While the second half of the 20th century in terms of data collection and information gathering was all about using folders and personal computers, Taylor believes the modern way involves databases using modern tools to be as efficient as possible.
In terms of adoption of BIM specifically, Bentley vice president – ANZ Brian Middleton says Australia suffers from a lack of effective leadership. Whilst the level of focus upon the capabilities of BIM as a modeling tool have been adequate, he says there is insufficient focus upon how intelligence captured during the design and construction phases can subsequently be used in the operations and maintenance phases, which can account for around 80 to 90 per cent of overall cost of owning the asset. Too often, he said, use of multiple technologies and file formats during design and construction and the practice of different parties discarding information which was not needed from their own point of view resulted in a set of information at the end which was disjointed and not easily understood by facilities managers and maintenance contractors.
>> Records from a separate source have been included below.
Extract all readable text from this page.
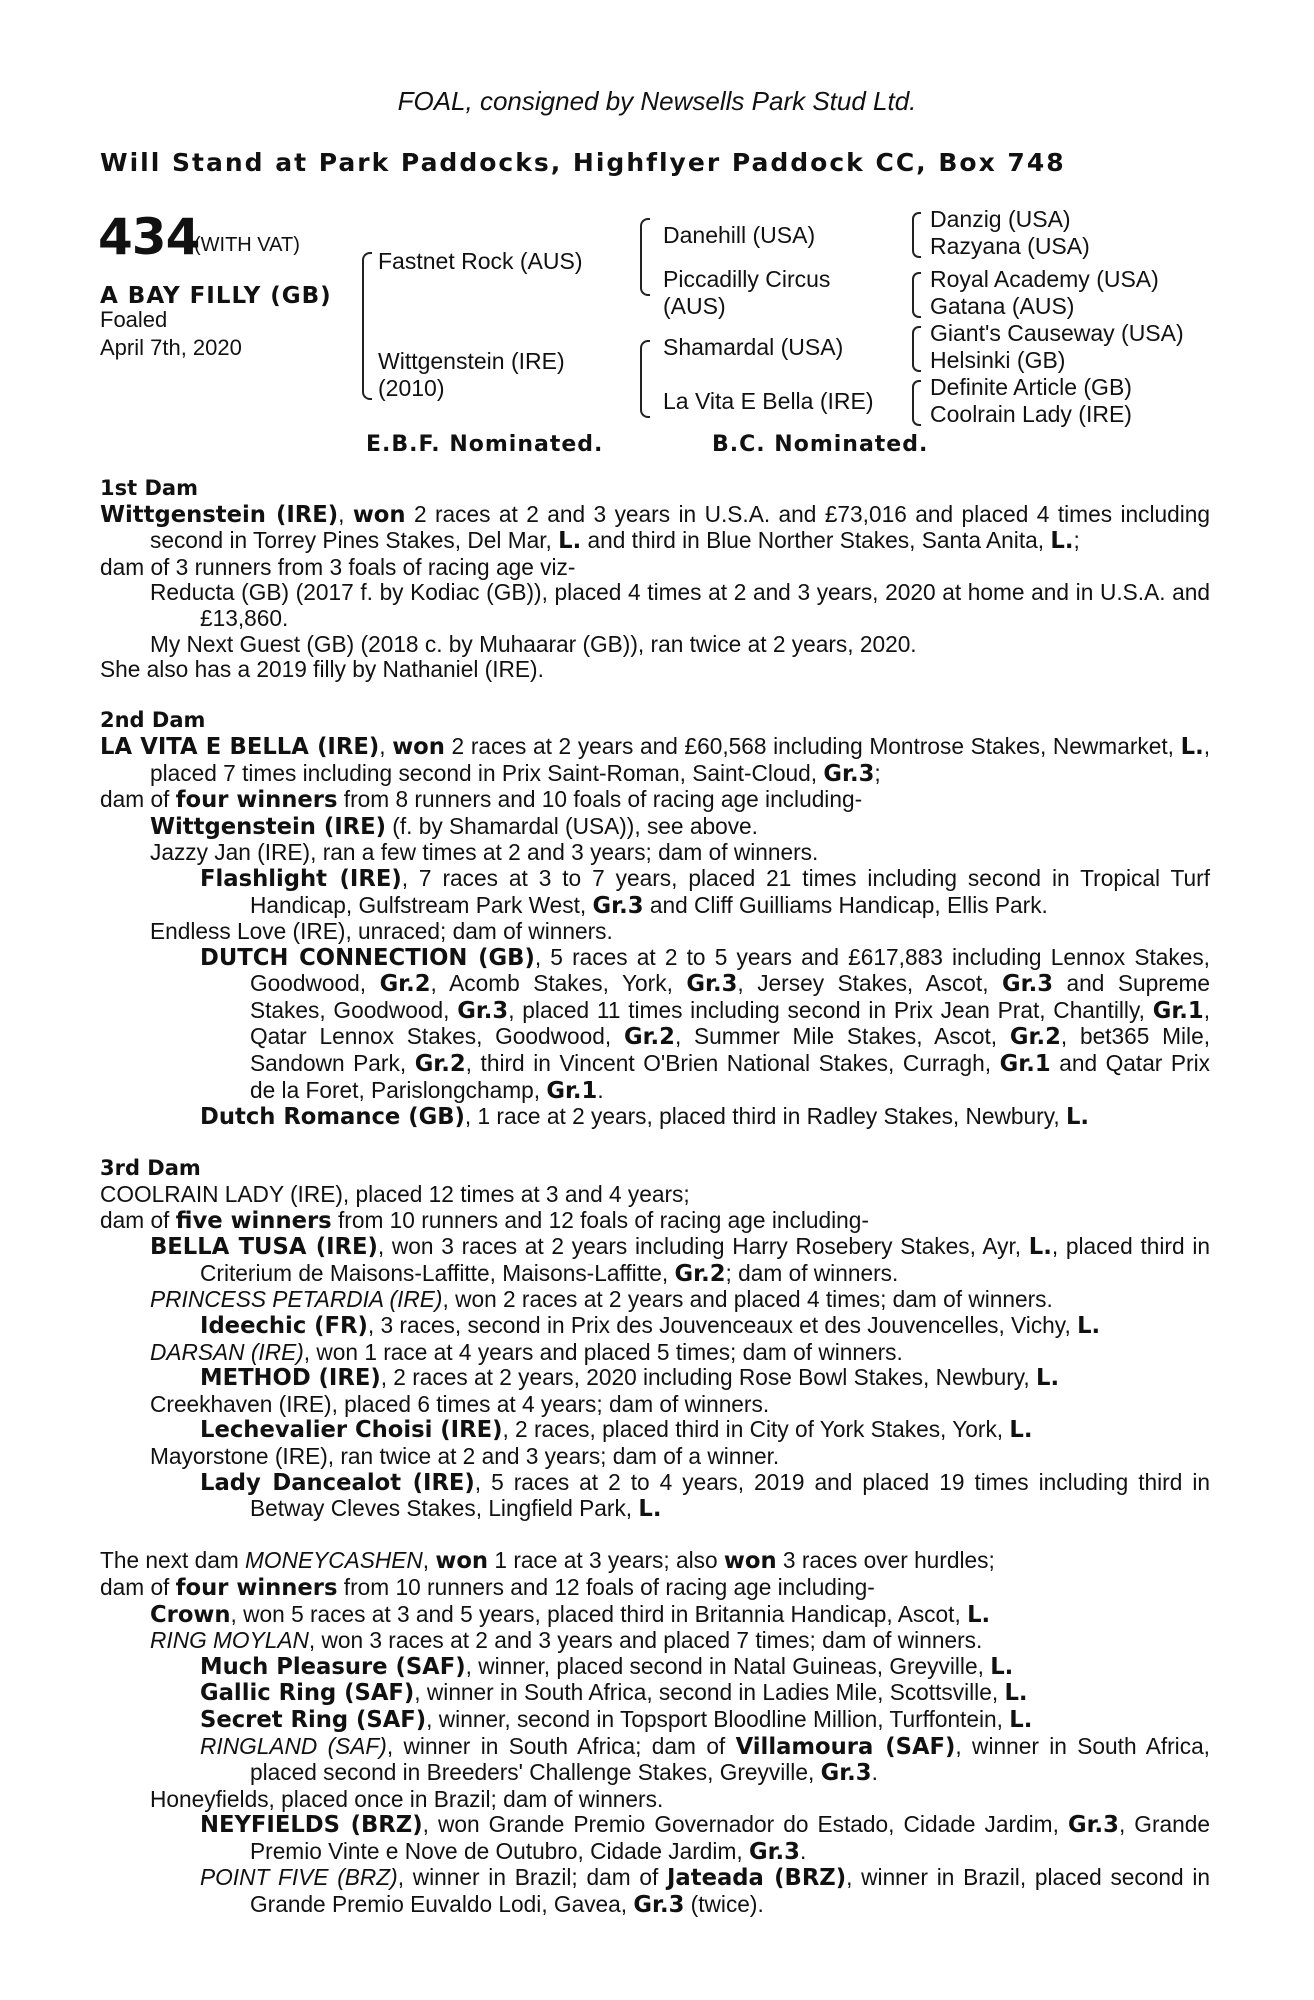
FOAL, consigned by Newsells Park Stud Ltd.
Will Stand at Park Paddocks, Highflyer Paddock CC, Box 748
434
(WITH VAT)
A BAY FILLY (GB)
Foaled
April 7th, 2020
Fastnet Rock (AUS)
Wittgenstein (IRE)
(2010)
Danehill (USA)
Piccadilly Circus
(AUS)
Shamardal (USA)
La Vita E Bella (IRE)
Danzig (USA)
Razyana (USA)
Royal Academy (USA)
Gatana (AUS)
Giant's Causeway (USA)
Helsinki (GB)
Definite Article (GB)
Coolrain Lady (IRE)
E.B.F. Nominated.	B.C. Nominated.

1st Dam

Wittgenstein (IRE), won 2 races at 2 and 3 years in U.S.A. and £73,016 and placed 4 times including second in Torrey Pines Stakes, Del Mar, L. and third in Blue Norther Stakes, Santa Anita, L.;

dam of 3 runners from 3 foals of racing age viz-

Reducta (GB) (2017 f. by Kodiac (GB)), placed 4 times at 2 and 3 years, 2020 at home and in U.S.A. and £13,860.

My Next Guest (GB) (2018 c. by Muhaarar (GB)), ran twice at 2 years, 2020.

She also has a 2019 filly by Nathaniel (IRE).

2nd Dam

LA VITA E BELLA (IRE), won 2 races at 2 years and £60,568 including Montrose Stakes, Newmarket, L., placed 7 times including second in Prix Saint-Roman, Saint-Cloud, Gr.3;

dam of four winners from 8 runners and 10 foals of racing age including-

Wittgenstein (IRE) (f. by Shamardal (USA)), see above.

Jazzy Jan (IRE), ran a few times at 2 and 3 years; dam of winners.

Flashlight (IRE), 7 races at 3 to 7 years, placed 21 times including second in Tropical Turf Handicap, Gulfstream Park West, Gr.3 and Cliff Guilliams Handicap, Ellis Park.

Endless Love (IRE), unraced; dam of winners.

DUTCH CONNECTION (GB), 5 races at 2 to 5 years and £617,883 including Lennox Stakes, Goodwood, Gr.2, Acomb Stakes, York, Gr.3, Jersey Stakes, Ascot, Gr.3 and Supreme Stakes, Goodwood, Gr.3, placed 11 times including second in Prix Jean Prat, Chantilly, Gr.1, Qatar Lennox Stakes, Goodwood, Gr.2, Summer Mile Stakes, Ascot, Gr.2, bet365 Mile, Sandown Park, Gr.2, third in Vincent O'Brien National Stakes, Curragh, Gr.1 and Qatar Prix de la Foret, Parislongchamp, Gr.1.

Dutch Romance (GB), 1 race at 2 years, placed third in Radley Stakes, Newbury, L.

3rd Dam

COOLRAIN LADY (IRE), placed 12 times at 3 and 4 years;

dam of five winners from 10 runners and 12 foals of racing age including-

BELLA TUSA (IRE), won 3 races at 2 years including Harry Rosebery Stakes, Ayr, L., placed third in Criterium de Maisons-Laffitte, Maisons-Laffitte, Gr.2; dam of winners.

PRINCESS PETARDIA (IRE), won 2 races at 2 years and placed 4 times; dam of winners.

Ideechic (FR), 3 races, second in Prix des Jouvenceaux et des Jouvencelles, Vichy, L.

DARSAN (IRE), won 1 race at 4 years and placed 5 times; dam of winners.

METHOD (IRE), 2 races at 2 years, 2020 including Rose Bowl Stakes, Newbury, L.

Creekhaven (IRE), placed 6 times at 4 years; dam of winners.

Lechevalier Choisi (IRE), 2 races, placed third in City of York Stakes, York, L.

Mayorstone (IRE), ran twice at 2 and 3 years; dam of a winner.

Lady Dancealot (IRE), 5 races at 2 to 4 years, 2019 and placed 19 times including third in Betway Cleves Stakes, Lingfield Park, L.

The next dam MONEYCASHEN, won 1 race at 3 years; also won 3 races over hurdles;

dam of four winners from 10 runners and 12 foals of racing age including-

Crown, won 5 races at 3 and 5 years, placed third in Britannia Handicap, Ascot, L.

RING MOYLAN, won 3 races at 2 and 3 years and placed 7 times; dam of winners.

Much Pleasure (SAF), winner, placed second in Natal Guineas, Greyville, L.

Gallic Ring (SAF), winner in South Africa, second in Ladies Mile, Scottsville, L.

Secret Ring (SAF), winner, second in Topsport Bloodline Million, Turffontein, L.

RINGLAND (SAF), winner in South Africa; dam of Villamoura (SAF), winner in South Africa, placed second in Breeders' Challenge Stakes, Greyville, Gr.3.

Honeyfields, placed once in Brazil; dam of winners.

NEYFIELDS (BRZ), won Grande Premio Governador do Estado, Cidade Jardim, Gr.3, Grande Premio Vinte e Nove de Outubro, Cidade Jardim, Gr.3.

POINT FIVE (BRZ), winner in Brazil; dam of Jateada (BRZ), winner in Brazil, placed second in Grande Premio Euvaldo Lodi, Gavea, Gr.3 (twice).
Middleton is particularly disappointed about references to BIM as a software tool in a report following a senate inquiry into use of smart information system technology in the design and planning of infrastructure, saying it should instead be viewed as a combination of people, process and technology to move information across the asset life cycle.
“There are two things that I see,” Middleton said when asked about how Australia and New Zealand are performing in terms of BIM adoption, “A huge appetite and a lack of leadership.
“There is a huge appetite in the supply chain amongst the contractors and huge enthusiasm on the part of owners and operators. But there is a lack of knowledge and understanding and leadership in terms of applying it and obtaining the benefit.”